主人公の少年・瀧と少女・三葉が入れ替わり、その裏には大きな事件が関わっていた……というラブストーリー。
作者・新海誠が得意としてきた「セカイ系(恋愛や成長など個人の感情を軸に、世界が動くように描かれる作品群)」を下味にしながらも、内にこもることのない、「絶対に忘れない」というポジティブな力強さで表現されている。
作中には瀧と三葉以外にもたくさんのキャラが出てくる。
中でも三葉の同級生であるテッシーこと勅使河原克彦(てしがわら・かつひこ)の存在は、「かつて主役になれなかった少年」だった男子には、刺さるものがある。
テッシーとオカルト
いがぐり頭にいいガタイ。野球部なんだろうなと思ったら、どオタクだった。
機械が大好きで、部屋中にごちゃごちゃとものが並んでいる。
MacBookをカチャカチャいじってネットを駆使している。重畳周波数など、マニアックな知識に詳しい。
瀧はかなりのリア充キャラだ。とっても真面目な好青年で、男も惚れちゃういいヤツなのは間違いない。でも「イタリアンレストランで働いている」「先輩が妖艶な美人」「学校帰りにカフェによる」って、そんな高校生いるのか。
一方でテッシーは、特に自己主張するでもなく田舎にこもっていて、大して目立たない。
三葉のような青春の反発の熱を、テッシーはオカルトに向けた。
休み時間に校庭の隅っこに行って、幼馴染二人としゃべりながら「ムー」を読み、喜々として三葉たちにアカシック・レコードの記事を見せる彼のボンクラっぽさは、瀧のメモにあった「オカルトマニア バカ イイ奴」以上になれていない。
テッシーとムーとティアマト彗星
作中で出て来るティアマト彗星が絡んだ事件の話。
三葉のお父さんも、おばあちゃんですらも怪訝な顔をしたように、そんな不可思議な事件、信じなくて当たり前。
しかし、テッシーはすぐに飲み込んだ。
三葉の言う本当か嘘かわからない言葉を信じ、それに自分の人生まで賭けた。
テッシー「落ちるんか? あれが、マジで?」
三葉「落ちる! この目で見たの!!」
テッシー「あぁ…? 見たってか!? じゃあ、やるしかねえなぁ…! これで、二人仲良く犯罪者や!」

「ムー」No.434号に、新海誠のインタビューが載っている。主にテッシーとオカルトについての、新海誠の見解だ。

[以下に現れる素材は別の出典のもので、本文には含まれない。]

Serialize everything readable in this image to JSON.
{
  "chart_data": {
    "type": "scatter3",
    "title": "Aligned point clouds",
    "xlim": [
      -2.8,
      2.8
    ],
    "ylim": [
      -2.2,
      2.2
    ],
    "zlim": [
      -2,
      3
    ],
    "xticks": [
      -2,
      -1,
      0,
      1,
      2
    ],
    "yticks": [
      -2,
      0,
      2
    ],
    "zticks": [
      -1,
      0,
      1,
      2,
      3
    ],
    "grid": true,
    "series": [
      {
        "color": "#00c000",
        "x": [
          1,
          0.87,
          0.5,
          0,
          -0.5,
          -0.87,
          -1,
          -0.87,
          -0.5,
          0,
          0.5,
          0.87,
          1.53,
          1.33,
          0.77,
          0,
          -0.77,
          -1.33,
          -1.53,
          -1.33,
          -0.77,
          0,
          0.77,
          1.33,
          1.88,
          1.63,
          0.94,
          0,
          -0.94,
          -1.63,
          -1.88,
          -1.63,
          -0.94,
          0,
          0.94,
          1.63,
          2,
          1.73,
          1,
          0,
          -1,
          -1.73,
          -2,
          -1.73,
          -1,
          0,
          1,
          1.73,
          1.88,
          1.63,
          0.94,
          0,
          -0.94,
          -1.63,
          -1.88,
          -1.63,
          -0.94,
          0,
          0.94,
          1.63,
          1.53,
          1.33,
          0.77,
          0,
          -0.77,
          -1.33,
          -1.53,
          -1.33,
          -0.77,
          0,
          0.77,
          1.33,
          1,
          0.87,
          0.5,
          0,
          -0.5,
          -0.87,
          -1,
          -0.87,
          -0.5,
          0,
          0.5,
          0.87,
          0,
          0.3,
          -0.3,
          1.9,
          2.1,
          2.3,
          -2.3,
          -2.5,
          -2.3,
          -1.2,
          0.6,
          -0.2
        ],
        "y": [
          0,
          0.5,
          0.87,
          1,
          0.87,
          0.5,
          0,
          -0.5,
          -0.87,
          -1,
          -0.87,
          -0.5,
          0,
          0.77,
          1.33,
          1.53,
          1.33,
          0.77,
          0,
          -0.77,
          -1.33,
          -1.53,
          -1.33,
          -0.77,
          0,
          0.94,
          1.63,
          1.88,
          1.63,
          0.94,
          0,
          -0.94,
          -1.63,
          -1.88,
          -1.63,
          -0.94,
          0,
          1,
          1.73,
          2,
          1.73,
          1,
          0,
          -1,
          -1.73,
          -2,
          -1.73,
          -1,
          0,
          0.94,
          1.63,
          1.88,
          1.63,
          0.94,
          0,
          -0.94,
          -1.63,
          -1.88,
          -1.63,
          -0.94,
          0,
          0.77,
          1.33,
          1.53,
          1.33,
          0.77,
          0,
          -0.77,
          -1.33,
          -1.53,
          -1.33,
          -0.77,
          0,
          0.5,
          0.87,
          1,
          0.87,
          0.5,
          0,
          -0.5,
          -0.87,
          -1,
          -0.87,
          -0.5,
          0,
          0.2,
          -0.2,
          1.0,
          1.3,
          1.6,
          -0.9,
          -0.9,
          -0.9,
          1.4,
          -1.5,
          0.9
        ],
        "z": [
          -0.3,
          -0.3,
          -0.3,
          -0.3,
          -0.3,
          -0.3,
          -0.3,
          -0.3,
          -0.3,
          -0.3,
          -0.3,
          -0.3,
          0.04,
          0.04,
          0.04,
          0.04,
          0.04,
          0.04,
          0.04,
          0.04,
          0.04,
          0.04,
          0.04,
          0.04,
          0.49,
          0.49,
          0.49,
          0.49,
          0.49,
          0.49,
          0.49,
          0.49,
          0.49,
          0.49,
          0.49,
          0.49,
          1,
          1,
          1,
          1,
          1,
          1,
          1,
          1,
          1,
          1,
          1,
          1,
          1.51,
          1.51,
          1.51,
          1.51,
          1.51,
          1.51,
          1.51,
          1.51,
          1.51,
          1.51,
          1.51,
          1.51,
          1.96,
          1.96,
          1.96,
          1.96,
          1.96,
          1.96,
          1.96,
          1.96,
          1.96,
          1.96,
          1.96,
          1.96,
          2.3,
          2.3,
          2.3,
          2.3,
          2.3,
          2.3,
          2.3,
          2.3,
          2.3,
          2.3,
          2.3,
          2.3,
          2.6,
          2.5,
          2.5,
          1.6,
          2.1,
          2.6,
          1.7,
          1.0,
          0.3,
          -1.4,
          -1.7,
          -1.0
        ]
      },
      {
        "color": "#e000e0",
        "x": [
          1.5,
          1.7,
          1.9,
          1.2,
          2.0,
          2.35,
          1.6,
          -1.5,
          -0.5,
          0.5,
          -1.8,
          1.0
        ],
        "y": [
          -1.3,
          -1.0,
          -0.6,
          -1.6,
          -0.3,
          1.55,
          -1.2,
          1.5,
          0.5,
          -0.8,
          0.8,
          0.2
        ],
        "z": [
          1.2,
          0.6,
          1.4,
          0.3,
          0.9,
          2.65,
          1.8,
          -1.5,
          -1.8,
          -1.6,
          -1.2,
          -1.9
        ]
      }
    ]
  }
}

テッシーが三葉を助けたのは、一つはひそかに三葉を好きだから。
(はっきりとは描かれず、しかもその後地味に恋破れたことに気づいているのが泣ける)
もう一つが、「ムー」を読むほどオカルトに対して素養があったから、と新海誠は語る。
「ラスト付近でも、テッシーは鞄の中に「ムー」を忍ばせているんです。2秒くらいのカットなんですけど、その表紙に「ティアマト彗星は人工天体だった」と書いてあるんですよ。
目立たなかった「科学」と「非科学」オタクだった少年は、電波ジャックをし、爆弾まで作って、幼馴染と一緒に犯罪者になった。
瀧が中に入った三葉とテッシーは、「やろうぜ、オレたちで!」と声をあわせた。
冷や汗をかきながら、バイクを疾走させる彼の姿は、危機感よりもワクワクの方が強い。
オカルトと科学と新海誠作品
オカルトと科学が同一に語られているのが『君の名は。』という作品だ。
宮水の血縁の話も、隕石湖の話も、彗星の話も、入れ替わりの話も、科学とオカルト両方で表現されている。
大事なのはこれらの「不思議」が、少年少女の心に深く影響を与えたということだ。
「日常とは違う、どこか遠いところにつながりたいという思いはすごくありました。宇宙的なものとか、SFや「ムー」への興味もその現れで、それらは今の映画作りに生きていると思います」(ムーNo.434より)
三葉と瀧の関係は不思議で大規模だ。前前前世からつながっているかのような強さがあった。
一方でテッシーの人生は、規模はそんなに大きくない。
とはいえラスト、テッシーがなぜあそこにいたのか、なぜひげを生やしていたのか。
「ムー」を読んで憧れてきた「不思議」を経験して成長し、自分がいる現実に向き合ったり反発したりした結果なのだろう。
新海誠が今まで描いてきた少年期の成長と多感さ、現実のギャップへの折り合いの付け方が、テッシーの姿にたっぷり詰め込まれている。